Nenhum   filhote,    nenhum  cão  
será   capaz   disso,  e certamente   
papagaio      nenhum.    Ninguém                                       
pode   perguntar   a   outro   uma
questão     retórica.      Podemos
somente  ler  rochas desgarradas
e            precisamos       primeiro
aprender    seus   nomes.        Tal
registro,    projetado     em     uma   tela,       soprando   o
desértico  passado, tomaria dezesseis dias e quatro horas. Ele descansa ao sol para aumentar seu horrível bronzeado. Nos pequenos  potes,  comida  para  um  Bebê  Gerber*. Através das janelas de Chartres, sem vista, a luz transmite a cor como uma cena. O que é, então, uma janela. Entre arar  e  arpar.    Uma   pausa,    uma   rosa,    alguma   coisa  no  papel, das  verdadeiras   espirais   orgânicas   não    temos falta. Na manhã tudo é malva, próximo ao avermelhado. O simbolismo da rosa depende da sua pureza de cor. Agora que ela é idosa e famosa, intelecto em vez de beleza, ela continua a usar a moda daquela época antiga. Ela perguntou quais eram alguns dos outros nomes que nós tínhamos pensado em lhe dar quando ela nascesse e que nome teria se nascesse menino. Nós queríamos um tópico próprio para as ocasiões em que os homens conversassem sobre esportes. A rosa vermelha, em seu vermelho, não deixa vazar nenhum amarelo. Em outras palavras, ele desenvolve o argumento.  Nós estamos “numa viagem” como se a viagem em si fosse um meio-de-transporte. Então, eu quis visitar Giverny e os jardins de Monet. Eu posso fazer ainda o som de galope nas minhas coxas. Ao alcance do  grau  em  que  ver e ouvir  são  atividades  mais do que receptividades. A analogia óbvia é com a música. O concerto de cantos gregorianos teve lugar na ala medieval do museu, onde a música balançava as paredes. Os funcionários de vendas aglomeravam-se na porta, trabalhando de comissão.    Uma criança tola aterrorizada.  Para pôr seus ovos o mosquito precisa de um banquete completo de sangue. E, completamente, de novo, nunca a política se retira. Você não pode assumir “nenhum remorso”,     meramente         porque         o            não-envolvimento
das superfluidades é descrito como “sem o menor remorso”. O simbolismo da rosa depende de seus espinhos. É mais ou menos factual e difícil de perder. Numa noite, fiz o trabalho de escrita de toda a semana. Não tínhamos de pensar em cozinhar pois tínhamos sido convidados. Eu me rebelei, então, contra os mundos construídos por mim mesma e me retirei para o empírico   mundo em volta.   O cachorro estava estirado
na luz do sol, não o sol. O número de pernas não importa, não mais do que o número de rodas de um carro.    Aquelas partículas no ar são micróbios dentro do espectro.
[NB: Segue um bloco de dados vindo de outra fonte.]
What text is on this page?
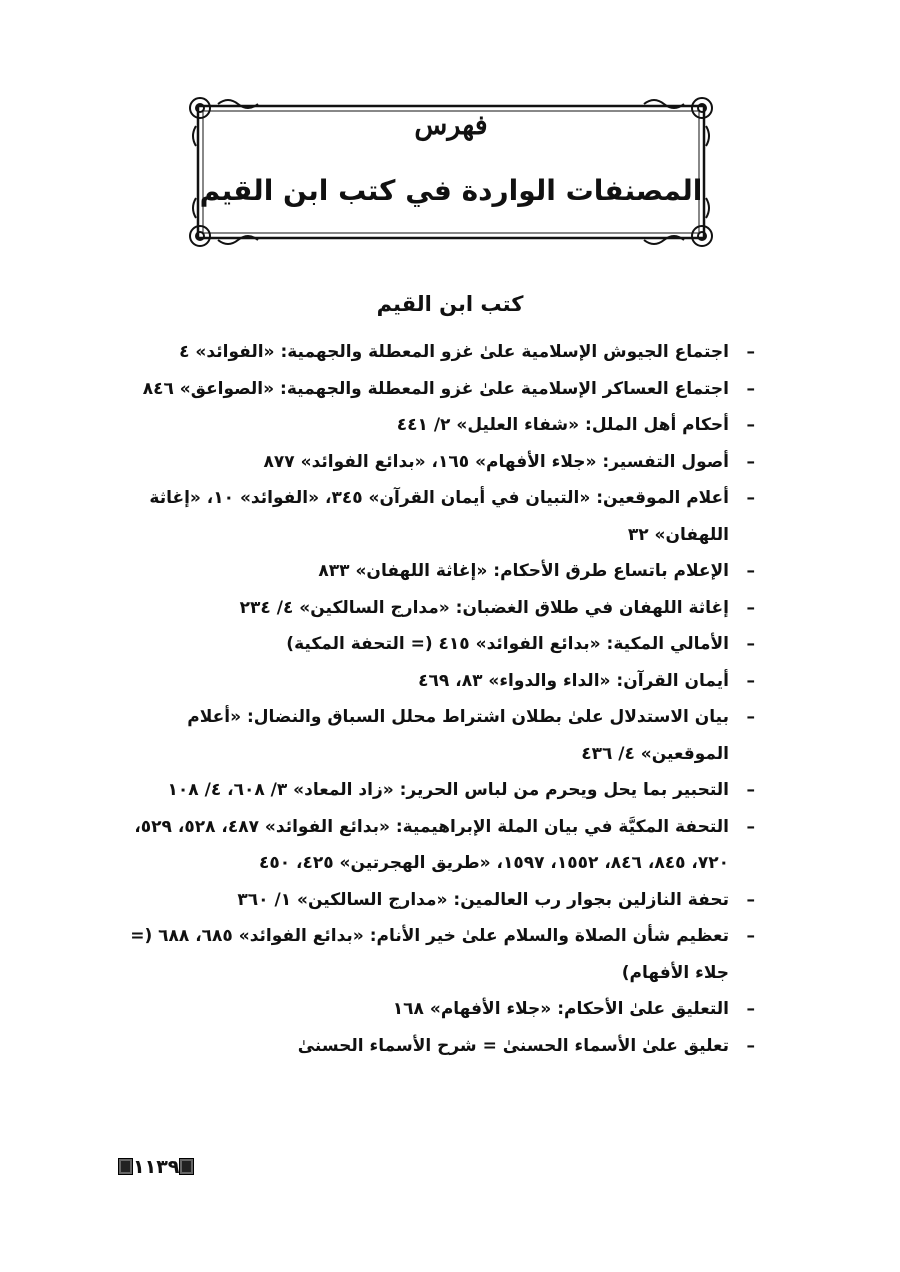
فهرس
المصنفات الواردة في كتب ابن القيم
كتب ابن القيم
–
اجتماع الجيوش الإسلامية علىٰ غزو المعطلة والجهمية: «الفوائد» ٤
–
اجتماع العساكر الإسلامية علىٰ غزو المعطلة والجهمية: «الصواعق» ٨٤٦
–
أحكام أهل الملل: «شفاء العليل» ٢/ ٤٤١
–
أصول التفسير: «جلاء الأفهام» ١٦٥، «بدائع الفوائد» ٨٧٧
–
أعلام الموقعين: «التبيان في أيمان القرآن» ٣٤٥، «الفوائد» ١٠، «إغاثة اللهفان» ٣٢
–
الإعلام باتساع طرق الأحكام: «إغاثة اللهفان» ٨٣٣
–
إغاثة اللهفان في طلاق الغضبان: «مدارج السالكين» ٤/ ٢٣٤
–
الأمالي المكية: «بدائع الفوائد» ٤١٥ (= التحفة المكية)
–
أيمان القرآن: «الداء والدواء» ٨٣، ٤٦٩
–
بيان الاستدلال علىٰ بطلان اشتراط محلل السباق والنضال: «أعلام الموقعين» ٤/ ٤٣٦
–
التحبير بما يحل ويحرم من لباس الحرير: «زاد المعاد» ٣/ ٦٠٨، ٤/ ١٠٨
–
التحفة المكيَّة في بيان الملة الإبراهيمية: «بدائع الفوائد» ٤٨٧، ٥٢٨، ٥٢٩، ٧٢٠، ٨٤٥، ٨٤٦، ١٥٥٢، ١٥٩٧، «طريق الهجرتين» ٤٢٥، ٤٥٠
–
تحفة النازلين بجوار رب العالمين: «مدارج السالكين» ١/ ٣٦٠
–
تعظيم شأن الصلاة والسلام علىٰ خير الأنام: «بدائع الفوائد» ٦٨٥، ٦٨٨ (= جلاء الأفهام)
–
التعليق علىٰ الأحكام: «جلاء الأفهام» ١٦٨
–
تعليق علىٰ الأسماء الحسنىٰ = شرح الأسماء الحسنىٰ
١١٣٩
A entomologia das coisas na página.  Pensando lá na infância, eu me lembro dos outros mais claramente do que de mim, mas, quando penso em épocas mais recentes, eu começo a presenciar minhas memórias. Eu me encontro lá, à toa, pontual, antecipadamente.   É duro fazer um coração ir par a par pá pá pá com a descrição, mas com aquela música pesada na maior pisada eu vou pela batida beat, e, a contração, crispo. No tempo seco, tenho olhos enxutos. O vento sopra onde o pássaro começa o vôo. Horizonte inteiramente livre onde o céu encontra o mar. Embalam-se na luz, o leviatã e a égua, cujas ondulações são rebentos, cavalinhas.   Imagine: nunca ser incompreensível.   
(Hejinian, op.cit: 90-92)

 

Referência Bibliográfica:

HEJINIAN, Lyn. My Life. Copenhague & Los Angeles:
Green Integer, 2002.

* Marca de produtos alimentícios para bebês.

 

Era apenas uma coincidência, ainda. O disco de um centavo, o mais raro disco de dólar. O cabelo dela era da cor de latão alisado. Estávamos orgulhosos de nossa especialidade, distingüindo as espigas de milho maduro no pé, falando, com conhecimento, dos cabelos e das criações  de   milho: Manteiga  &  Açúcar,   Cavalheiros da Roça, Mel & Creme, Rainha de Prata. A velha estrada suja, despedaçada em torrões e regos, ou montes de terra e sulcos, onde caminhávamos debaixo de algumas árvores ruidosas, tinha sido revertida à escuridão. Eu, então, estava de retorno.    Para isso as palavras apresentam residências de chão marrom. Uma pausa, uma rosa, alguma coisa no papel.